Tumpukan sampah di salah satu depo di Kota Yogyakarta (dok. kabarkota.com)

Terkait dengan penolakan warga atas pembangunan TPS 3R oleh Pemkot Yogyakarta, Beny mengakui bahwa semua wilayah perbatasan tidak ingin dijadikan pembuangan sampah. Termasuk di TPA Piyungan yang awalnya mendapatkan resistensi warga.

“Tapi setelah dibuka ruang dialog, akhirnya mereka bisa sepakat untuk bekerja sama,” sebutnya.

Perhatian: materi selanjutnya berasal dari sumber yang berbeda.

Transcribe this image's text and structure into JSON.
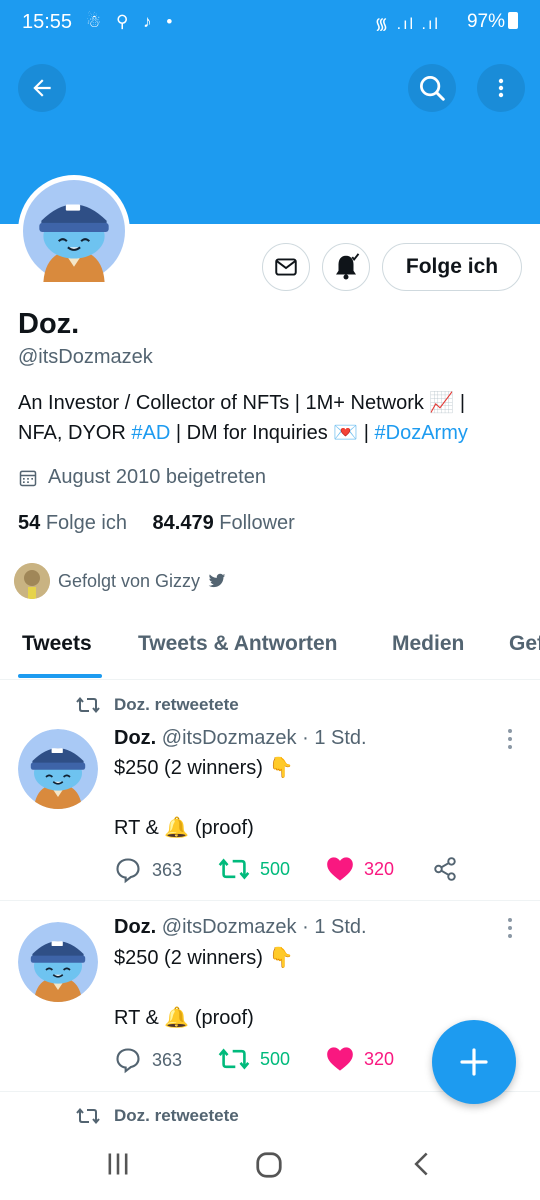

Semestinya, alat yang sudah ada dan anggarannya sudah cukup segera direalisasikan pengoperasiannya.

Penanganan Sampah bukan Perkara Mudah

Sementara itu, Penjabat (Pj) Walikota Yogyakarta, Purwanto berdalih bahwa mengatasi permasalahan sampah bukan perkara mudah. Meskipun, pihaknya tetap berkomitmen untuk menyelesaikan itu.

“Kami mengimbau adanya kesadaran untuk sedikit mungkin memproduksi sampah, memilah sampah, dan bank-bank sampah yang sudah terbentuk dioptimalkan,” harap Sugeng.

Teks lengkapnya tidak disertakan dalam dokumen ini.